ABRvS, 01-02-2021, nr. 202002659/1/V2
ECLI:NL:RVS:2021:193
- Instantie
Afdeling bestuursrechtspraak van de Raad van State
- Datum
01-02-2021
- Zaaknummer
202002659/1/V2
- Vakgebied(en)
Vreemdelingenrecht (V)
- Brondocumenten en formele relaties
ECLI:NL:RVS:2021:193, Uitspraak, Afdeling bestuursrechtspraak van de Raad van State, 01‑02‑2021; (Hoger beroep)
- Vindplaatsen
JV 2021/103
Uitspraak 01‑02‑2021
Inhoudsindicatie
Bij besluit van 17 mei 2019 heeft de staatssecretaris van Justitie en Veiligheid een aanvraag van de vreemdeling om haar een verblijfsvergunning regulier voor bepaalde tijd te verlenen, ingewilligd.
202002659/1/V2.
Datum uitspraak: 1 februari 2021
AFDELING
BESTUURSRECHTSPRAAK
Uitspraak met toepassing van artikel 8:54, eerste lid, van de Algemene wet bestuursrecht op het hoger beroep van:
[de vreemdeling],
appellante,
tegen de uitspraak van de rechtbank Den Haag, zittingsplaats Rotterdam, van 1 april 2020 in zaak nr. 19/5945 in het geding tussen:
de vreemdeling
en
de staatssecretaris van Justitie en Veiligheid.
Procesverloop
Bij besluit van 17 mei 2019 heeft de staatssecretaris een aanvraag van de vreemdeling om haar een verblijfsvergunning regulier voor bepaalde tijd te verlenen, ingewilligd.

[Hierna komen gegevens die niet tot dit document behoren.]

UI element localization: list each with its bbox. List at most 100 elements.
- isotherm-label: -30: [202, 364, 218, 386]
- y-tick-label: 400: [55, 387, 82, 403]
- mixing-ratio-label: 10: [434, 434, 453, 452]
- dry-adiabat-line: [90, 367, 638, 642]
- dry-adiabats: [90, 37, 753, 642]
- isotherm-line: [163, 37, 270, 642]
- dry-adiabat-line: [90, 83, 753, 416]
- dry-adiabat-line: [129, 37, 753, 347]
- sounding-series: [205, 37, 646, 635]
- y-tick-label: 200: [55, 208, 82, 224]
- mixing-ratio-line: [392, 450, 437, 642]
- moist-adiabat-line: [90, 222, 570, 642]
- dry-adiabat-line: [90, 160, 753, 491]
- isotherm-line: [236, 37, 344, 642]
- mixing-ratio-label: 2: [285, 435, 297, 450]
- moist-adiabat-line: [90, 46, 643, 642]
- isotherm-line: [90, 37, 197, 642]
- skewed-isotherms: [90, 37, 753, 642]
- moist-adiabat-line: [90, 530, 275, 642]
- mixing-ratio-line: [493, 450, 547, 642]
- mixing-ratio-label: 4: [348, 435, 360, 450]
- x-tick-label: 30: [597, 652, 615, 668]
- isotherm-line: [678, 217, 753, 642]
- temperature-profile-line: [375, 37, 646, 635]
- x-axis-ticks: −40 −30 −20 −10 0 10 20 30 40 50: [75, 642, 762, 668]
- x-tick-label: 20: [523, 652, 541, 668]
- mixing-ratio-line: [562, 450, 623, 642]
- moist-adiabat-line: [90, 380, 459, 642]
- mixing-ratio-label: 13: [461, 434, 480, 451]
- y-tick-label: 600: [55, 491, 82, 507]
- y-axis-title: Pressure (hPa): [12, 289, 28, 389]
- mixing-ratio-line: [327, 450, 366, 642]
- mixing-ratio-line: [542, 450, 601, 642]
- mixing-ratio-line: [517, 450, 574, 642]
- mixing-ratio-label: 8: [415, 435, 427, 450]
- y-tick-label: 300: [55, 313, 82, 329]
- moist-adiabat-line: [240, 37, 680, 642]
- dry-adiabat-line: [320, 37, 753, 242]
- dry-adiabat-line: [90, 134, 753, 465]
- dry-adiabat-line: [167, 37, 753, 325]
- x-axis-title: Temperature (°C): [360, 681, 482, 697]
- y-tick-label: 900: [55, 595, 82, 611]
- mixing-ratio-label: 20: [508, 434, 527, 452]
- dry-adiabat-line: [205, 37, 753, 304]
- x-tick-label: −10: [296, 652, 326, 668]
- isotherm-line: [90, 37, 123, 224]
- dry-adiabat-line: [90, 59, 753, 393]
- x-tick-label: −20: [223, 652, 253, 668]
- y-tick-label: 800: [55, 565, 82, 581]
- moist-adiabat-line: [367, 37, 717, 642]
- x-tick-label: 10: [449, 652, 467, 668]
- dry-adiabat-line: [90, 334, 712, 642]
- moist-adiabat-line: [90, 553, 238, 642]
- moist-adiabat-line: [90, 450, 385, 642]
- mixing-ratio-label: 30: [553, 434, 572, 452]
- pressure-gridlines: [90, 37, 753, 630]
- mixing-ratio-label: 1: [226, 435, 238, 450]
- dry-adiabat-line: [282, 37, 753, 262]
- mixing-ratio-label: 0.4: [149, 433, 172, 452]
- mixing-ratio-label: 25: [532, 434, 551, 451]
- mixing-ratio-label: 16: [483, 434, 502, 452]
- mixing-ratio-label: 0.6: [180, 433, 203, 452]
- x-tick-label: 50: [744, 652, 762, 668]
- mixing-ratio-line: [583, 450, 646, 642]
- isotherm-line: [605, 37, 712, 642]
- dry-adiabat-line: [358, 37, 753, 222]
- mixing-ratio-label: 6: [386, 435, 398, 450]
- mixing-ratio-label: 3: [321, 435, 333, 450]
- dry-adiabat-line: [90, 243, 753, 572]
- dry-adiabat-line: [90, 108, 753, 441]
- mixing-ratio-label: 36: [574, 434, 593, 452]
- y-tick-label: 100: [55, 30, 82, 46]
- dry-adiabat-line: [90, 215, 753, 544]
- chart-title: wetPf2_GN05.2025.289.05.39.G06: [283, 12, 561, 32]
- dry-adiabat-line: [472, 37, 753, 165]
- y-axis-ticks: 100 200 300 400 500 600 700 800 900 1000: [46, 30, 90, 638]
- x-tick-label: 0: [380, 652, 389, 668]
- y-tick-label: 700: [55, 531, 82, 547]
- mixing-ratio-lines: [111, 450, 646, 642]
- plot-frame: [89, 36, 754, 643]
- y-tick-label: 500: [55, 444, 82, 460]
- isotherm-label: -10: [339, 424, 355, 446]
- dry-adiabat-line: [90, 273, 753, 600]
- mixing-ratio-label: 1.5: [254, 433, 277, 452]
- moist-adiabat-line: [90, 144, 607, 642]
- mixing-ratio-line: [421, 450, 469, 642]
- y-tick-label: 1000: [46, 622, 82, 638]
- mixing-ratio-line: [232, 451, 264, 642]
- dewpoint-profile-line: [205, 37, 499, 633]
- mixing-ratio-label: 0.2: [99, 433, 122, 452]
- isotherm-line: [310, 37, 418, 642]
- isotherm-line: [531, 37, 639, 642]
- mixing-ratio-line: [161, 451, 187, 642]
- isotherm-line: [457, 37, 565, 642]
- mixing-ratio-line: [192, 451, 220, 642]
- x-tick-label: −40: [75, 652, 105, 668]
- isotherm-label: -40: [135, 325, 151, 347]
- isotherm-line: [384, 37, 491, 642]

Bij besluit van 17 juli 2019 heeft de staatssecretaris het daartegen door de vreemdeling gemaakte bezwaar ongegrond verklaard.
Bij uitspraak van 1 april 2020 heeft de rechtbank het daartegen door de vreemdeling ingestelde beroep ongegrond verklaard.
Tegen deze uitspraak heeft de vreemdeling, vertegenwoordigd door mr. W. Volkers, advocaat te Groningen, hoger beroep ingesteld.
De staatssecretaris heeft desgevraagd een schriftelijke uiteenzetting gegeven, waarop de vreemdeling schriftelijk heeft gereageerd.
Overwegingen
1. De vreemdeling heeft een verblijfsvergunning regulier gekregen onder de beperking 'medische behandeling'. Deze uitspraak gaat over de vraag of de staatssecretaris die vergunning had moeten verlenen voor vijf jaar in plaats van één jaar.
2. De vreemdeling klaagt onder meer dat de rechtbank ten onrechte heeft overwogen dat de staatssecretaris in redelijkheid heeft kunnen stellen dat de voor haar noodzakelijke medische behandeling niet blijvend aan Nederland gebonden is. Ze betoogt dat de staatssecretaris die stelling nader had moeten onderbouwen omdat het Bureau Medische Advisering (hierna: het BMA) al vijf jaar achtereen heeft geconcludeerd dat de beschikbaarheid van die behandeling in Somalië ongewis is, dan wel dat die behandeling daar niet beschikbaar is.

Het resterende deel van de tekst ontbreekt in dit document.